Police officer Brendon
Zale also takes an interest in Sara, but he stalks her, watching her every
move, and he won’t leave her alone. He always turns up at the most suspicious
times, especially where the dead bodies are found. What’s his interest in Sara?
As she digs deeper into
the story, and more young women die without explanation, she tries to choose
allies wisely, and finally discovers the heart of the danger before her. By
then, it’s too late.
Cate: What inspired you
to write about the theme?
Lyndi: I’d done some
studying into the Eastern healing regimens, and they really interested me—the
knowledge of the body’s energy fields and how they can be adjusted to give a
person good health. Of course, my mind then took the opposite tack—what if
someone wanted to use his or her knowledge of these powerful forces in a
negative way, regardless of the cost to the person? I think we’ve all known
people we’d call “emotional vampires,” people who just weigh on us and suck the
life out of every situation.

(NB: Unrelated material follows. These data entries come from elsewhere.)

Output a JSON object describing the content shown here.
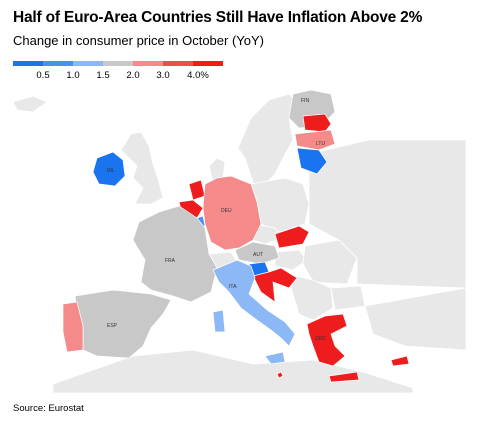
{
  "title": "Half of Euro-Area Countries Still Have Inflation Above 2%",
  "subtitle": "Change in consumer price in October (YoY)",
  "legend": {
    "ticks": [
      "0.5",
      "1.0",
      "1.5",
      "2.0",
      "3.0",
      "4.0%"
    ],
    "colors": [
      "#1a74f0",
      "#4a90f0",
      "#8cb8f5",
      "#c8c8c8",
      "#f58a8a",
      "#f04d4d",
      "#ee1c1c"
    ]
  },
  "colors": {
    "background_land": "#e8e8e8",
    "border": "#ffffff"
  },
  "countries": {
    "fin": "FIN",
    "irl": "IRL",
    "ltu": "LTU",
    "deu": "DEU",
    "fra": "FRA",
    "aut": "AUT",
    "ita": "ITA",
    "esp": "ESP",
    "grc": "GRC"
  },
  "source": "Source: Eurostat"
}
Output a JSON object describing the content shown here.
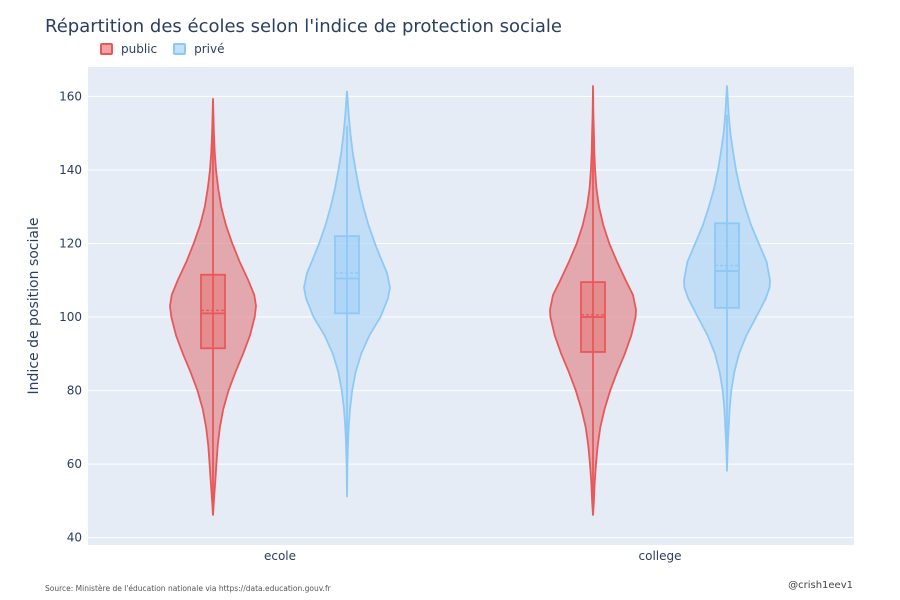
{
  "chart_data": {
    "type": "violin",
    "title": "Répartition des écoles selon l'indice de protection sociale",
    "ylabel": "Indice de position sociale",
    "xlabel": "",
    "categories": [
      "ecole",
      "college"
    ],
    "ylim": [
      38,
      168
    ],
    "yticks": [
      40,
      60,
      80,
      100,
      120,
      140,
      160
    ],
    "grid": true,
    "legend_position": "top-left",
    "series": [
      {
        "name": "public",
        "color": "#e8585a",
        "fill": "#e38c8f",
        "groups": [
          {
            "category": "ecole",
            "min": 46,
            "max": 159.5,
            "q1": 91.5,
            "median": 101,
            "mean": 101.8,
            "q3": 111.5,
            "lower_fence": 48,
            "upper_fence": 151,
            "profile": [
              [
                46,
                0
              ],
              [
                50,
                0.02
              ],
              [
                55,
                0.05
              ],
              [
                60,
                0.08
              ],
              [
                65,
                0.11
              ],
              [
                70,
                0.16
              ],
              [
                75,
                0.24
              ],
              [
                80,
                0.36
              ],
              [
                85,
                0.52
              ],
              [
                90,
                0.7
              ],
              [
                95,
                0.86
              ],
              [
                100,
                0.97
              ],
              [
                103,
                1.0
              ],
              [
                106,
                0.96
              ],
              [
                110,
                0.82
              ],
              [
                115,
                0.62
              ],
              [
                120,
                0.45
              ],
              [
                125,
                0.3
              ],
              [
                130,
                0.19
              ],
              [
                135,
                0.12
              ],
              [
                140,
                0.07
              ],
              [
                145,
                0.04
              ],
              [
                150,
                0.02
              ],
              [
                155,
                0.01
              ],
              [
                159.5,
                0
              ]
            ]
          },
          {
            "category": "college",
            "min": 46,
            "max": 163,
            "q1": 90.5,
            "median": 100,
            "mean": 100.6,
            "q3": 109.5,
            "lower_fence": 48,
            "upper_fence": 153,
            "profile": [
              [
                46,
                0
              ],
              [
                50,
                0.02
              ],
              [
                55,
                0.04
              ],
              [
                60,
                0.07
              ],
              [
                65,
                0.11
              ],
              [
                70,
                0.17
              ],
              [
                75,
                0.27
              ],
              [
                80,
                0.4
              ],
              [
                85,
                0.56
              ],
              [
                90,
                0.74
              ],
              [
                95,
                0.89
              ],
              [
                100,
                0.99
              ],
              [
                102,
                1.0
              ],
              [
                106,
                0.93
              ],
              [
                110,
                0.76
              ],
              [
                115,
                0.56
              ],
              [
                120,
                0.38
              ],
              [
                125,
                0.24
              ],
              [
                130,
                0.14
              ],
              [
                135,
                0.08
              ],
              [
                140,
                0.05
              ],
              [
                145,
                0.03
              ],
              [
                150,
                0.02
              ],
              [
                155,
                0.01
              ],
              [
                163,
                0
              ]
            ]
          }
        ]
      },
      {
        "name": "privé",
        "color": "#8ec9f5",
        "fill": "#b3d8f8",
        "groups": [
          {
            "category": "ecole",
            "min": 51,
            "max": 161.5,
            "q1": 101,
            "median": 110.5,
            "mean": 112,
            "q3": 122,
            "lower_fence": 65,
            "upper_fence": 152,
            "profile": [
              [
                51,
                0
              ],
              [
                60,
                0.01
              ],
              [
                65,
                0.02
              ],
              [
                70,
                0.04
              ],
              [
                75,
                0.07
              ],
              [
                80,
                0.12
              ],
              [
                85,
                0.2
              ],
              [
                90,
                0.33
              ],
              [
                95,
                0.52
              ],
              [
                100,
                0.78
              ],
              [
                105,
                0.95
              ],
              [
                108,
                1.0
              ],
              [
                112,
                0.93
              ],
              [
                115,
                0.82
              ],
              [
                120,
                0.65
              ],
              [
                125,
                0.5
              ],
              [
                130,
                0.38
              ],
              [
                135,
                0.28
              ],
              [
                140,
                0.2
              ],
              [
                145,
                0.13
              ],
              [
                150,
                0.08
              ],
              [
                155,
                0.04
              ],
              [
                161.5,
                0
              ]
            ]
          },
          {
            "category": "college",
            "min": 58,
            "max": 163,
            "q1": 102.5,
            "median": 112.5,
            "mean": 114,
            "q3": 125.5,
            "lower_fence": 60,
            "upper_fence": 155,
            "profile": [
              [
                58,
                0
              ],
              [
                62,
                0.01
              ],
              [
                66,
                0.02
              ],
              [
                70,
                0.04
              ],
              [
                75,
                0.06
              ],
              [
                80,
                0.1
              ],
              [
                85,
                0.17
              ],
              [
                90,
                0.28
              ],
              [
                95,
                0.45
              ],
              [
                100,
                0.68
              ],
              [
                105,
                0.9
              ],
              [
                108,
                0.99
              ],
              [
                110,
                1.0
              ],
              [
                115,
                0.92
              ],
              [
                120,
                0.74
              ],
              [
                125,
                0.56
              ],
              [
                130,
                0.42
              ],
              [
                135,
                0.3
              ],
              [
                140,
                0.21
              ],
              [
                145,
                0.14
              ],
              [
                150,
                0.08
              ],
              [
                155,
                0.04
              ],
              [
                163,
                0
              ]
            ]
          }
        ]
      }
    ]
  },
  "footer": {
    "source": "Source: Ministère de l'éducation nationale via https://data.education.gouv.fr",
    "credit": "@crish1eev1"
  }
}
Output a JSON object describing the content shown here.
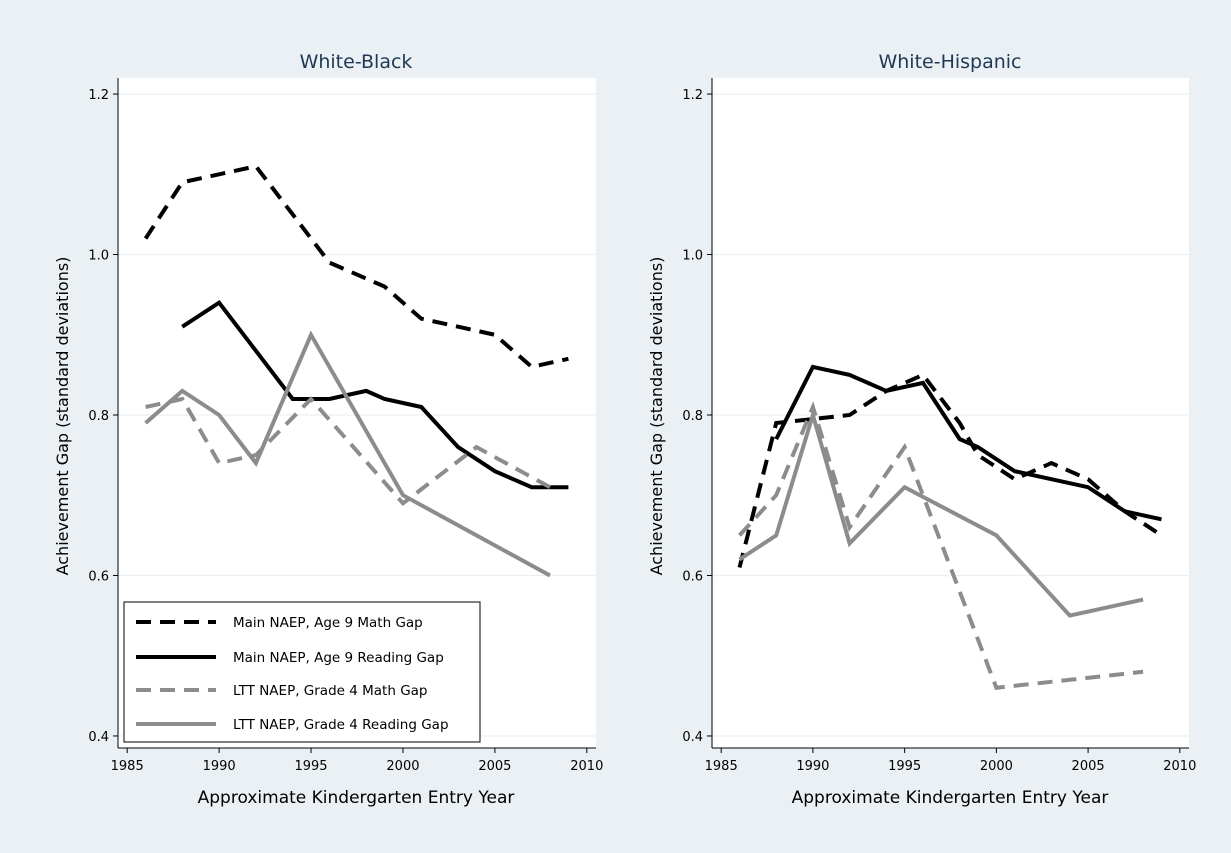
{
  "colors": {
    "background": "#eaf0f3",
    "plot_bg": "#ffffff",
    "grid": "#eaf0f3",
    "title": "#1e3855",
    "axis": "#000000",
    "main_series": "#000000",
    "ltt_series": "#8c8c8c"
  },
  "shared": {
    "xlabel": "Approximate Kindergarten Entry Year",
    "ylabel": "Achievement Gap (standard deviations)",
    "xticks": [
      1985,
      1990,
      1995,
      2000,
      2005,
      2010
    ],
    "yticks": [
      0.4,
      0.6,
      0.8,
      1.0,
      1.2
    ],
    "ytick_labels": [
      "0.4",
      "0.6",
      "0.8",
      "1.0",
      "1.2"
    ],
    "xlim": [
      1984.5,
      2010.5
    ],
    "ylim": [
      0.385,
      1.22
    ]
  },
  "legend": {
    "placement": "bottom-left of left panel",
    "entries": [
      {
        "label": "Main NAEP, Age 9 Math Gap",
        "style": "dashed",
        "color": "#000000"
      },
      {
        "label": "Main NAEP, Age 9 Reading Gap",
        "style": "solid",
        "color": "#000000"
      },
      {
        "label": "LTT NAEP, Grade 4 Math Gap",
        "style": "dashed",
        "color": "#8c8c8c"
      },
      {
        "label": "LTT NAEP, Grade 4 Reading Gap",
        "style": "solid",
        "color": "#8c8c8c"
      }
    ]
  },
  "chart_data": [
    {
      "type": "line",
      "title": "White-Black",
      "xlabel": "Approximate Kindergarten Entry Year",
      "ylabel": "Achievement Gap (standard deviations)",
      "xlim": [
        1984.5,
        2010.5
      ],
      "ylim": [
        0.385,
        1.22
      ],
      "grid": true,
      "series": [
        {
          "name": "Main NAEP, Age 9 Math Gap",
          "style": "dashed",
          "color": "#000000",
          "x": [
            1986,
            1988,
            1990,
            1992,
            1994,
            1996,
            1998,
            1999,
            2001,
            2003,
            2005,
            2007,
            2009
          ],
          "y": [
            1.02,
            1.09,
            1.1,
            1.11,
            1.05,
            0.99,
            0.97,
            0.96,
            0.92,
            0.91,
            0.9,
            0.86,
            0.87
          ]
        },
        {
          "name": "Main NAEP, Age 9 Reading Gap",
          "style": "solid",
          "color": "#000000",
          "x": [
            1988,
            1990,
            1992,
            1994,
            1996,
            1998,
            1999,
            2001,
            2003,
            2005,
            2007,
            2009
          ],
          "y": [
            0.91,
            0.94,
            0.88,
            0.82,
            0.82,
            0.83,
            0.82,
            0.81,
            0.76,
            0.73,
            0.71,
            0.71
          ]
        },
        {
          "name": "LTT NAEP, Grade 4 Math Gap",
          "style": "dashed",
          "color": "#8c8c8c",
          "x": [
            1986,
            1988,
            1990,
            1992,
            1995,
            2000,
            2004,
            2008
          ],
          "y": [
            0.81,
            0.82,
            0.74,
            0.75,
            0.82,
            0.69,
            0.76,
            0.71
          ]
        },
        {
          "name": "LTT NAEP, Grade 4 Reading Gap",
          "style": "solid",
          "color": "#8c8c8c",
          "x": [
            1986,
            1988,
            1990,
            1992,
            1995,
            2000,
            2004,
            2008
          ],
          "y": [
            0.79,
            0.83,
            0.8,
            0.74,
            0.9,
            0.7,
            0.65,
            0.6
          ]
        }
      ]
    },
    {
      "type": "line",
      "title": "White-Hispanic",
      "xlabel": "Approximate Kindergarten Entry Year",
      "ylabel": "Achievement Gap (standard deviations)",
      "xlim": [
        1984.5,
        2010.5
      ],
      "ylim": [
        0.385,
        1.22
      ],
      "grid": true,
      "series": [
        {
          "name": "Main NAEP, Age 9 Math Gap",
          "style": "dashed",
          "color": "#000000",
          "x": [
            1986,
            1988,
            1990,
            1992,
            1994,
            1996,
            1998,
            1999,
            2001,
            2003,
            2005,
            2007,
            2009
          ],
          "y": [
            0.61,
            0.79,
            0.795,
            0.8,
            0.83,
            0.85,
            0.79,
            0.75,
            0.72,
            0.74,
            0.72,
            0.68,
            0.65
          ]
        },
        {
          "name": "Main NAEP, Age 9 Reading Gap",
          "style": "solid",
          "color": "#000000",
          "x": [
            1988,
            1990,
            1992,
            1994,
            1996,
            1998,
            1999,
            2001,
            2003,
            2005,
            2007,
            2009
          ],
          "y": [
            0.77,
            0.86,
            0.85,
            0.83,
            0.84,
            0.77,
            0.76,
            0.73,
            0.72,
            0.71,
            0.68,
            0.67
          ]
        },
        {
          "name": "LTT NAEP, Grade 4 Math Gap",
          "style": "dashed",
          "color": "#8c8c8c",
          "x": [
            1986,
            1988,
            1990,
            1992,
            1995,
            2000,
            2004,
            2008
          ],
          "y": [
            0.65,
            0.7,
            0.81,
            0.66,
            0.76,
            0.46,
            0.47,
            0.48
          ]
        },
        {
          "name": "LTT NAEP, Grade 4 Reading Gap",
          "style": "solid",
          "color": "#8c8c8c",
          "x": [
            1986,
            1988,
            1990,
            1992,
            1995,
            2000,
            2004,
            2008
          ],
          "y": [
            0.62,
            0.65,
            0.8,
            0.64,
            0.71,
            0.65,
            0.55,
            0.57
          ]
        }
      ]
    }
  ]
}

People can have a really strong effect on each
other, intentional or not.
Cate: Anything else
you’d like to share?
Lyndi: Many things exist
in the world that we may not understand. Sometimes they’re attainable through
education, like Sara does in my story. I’ve learned many of these techniques
myself, and have friends who also practice self-healing through aromatherapy,
natural medicine and so many more. Some things may look like magic, but turn
out to be science. Some things are truly mystical. I hope they are. As long as
we have mysteries to pursue, we can continue to expand our own knowledge and
worldview.
Cate: Heads up, you guys
– Lyndi has a giveaway for you!
Lyndi: I’d be glad to
provide an ebook of LOVE ME, KISS ME, KILL ME to one of your readers—we’ll
choose from those who leave comments, shall we? Happy Halloween to one and all!
Thanks for coming by and reading about my book.
Cate: Thanks so much for joining the Halloween party, Lyndi!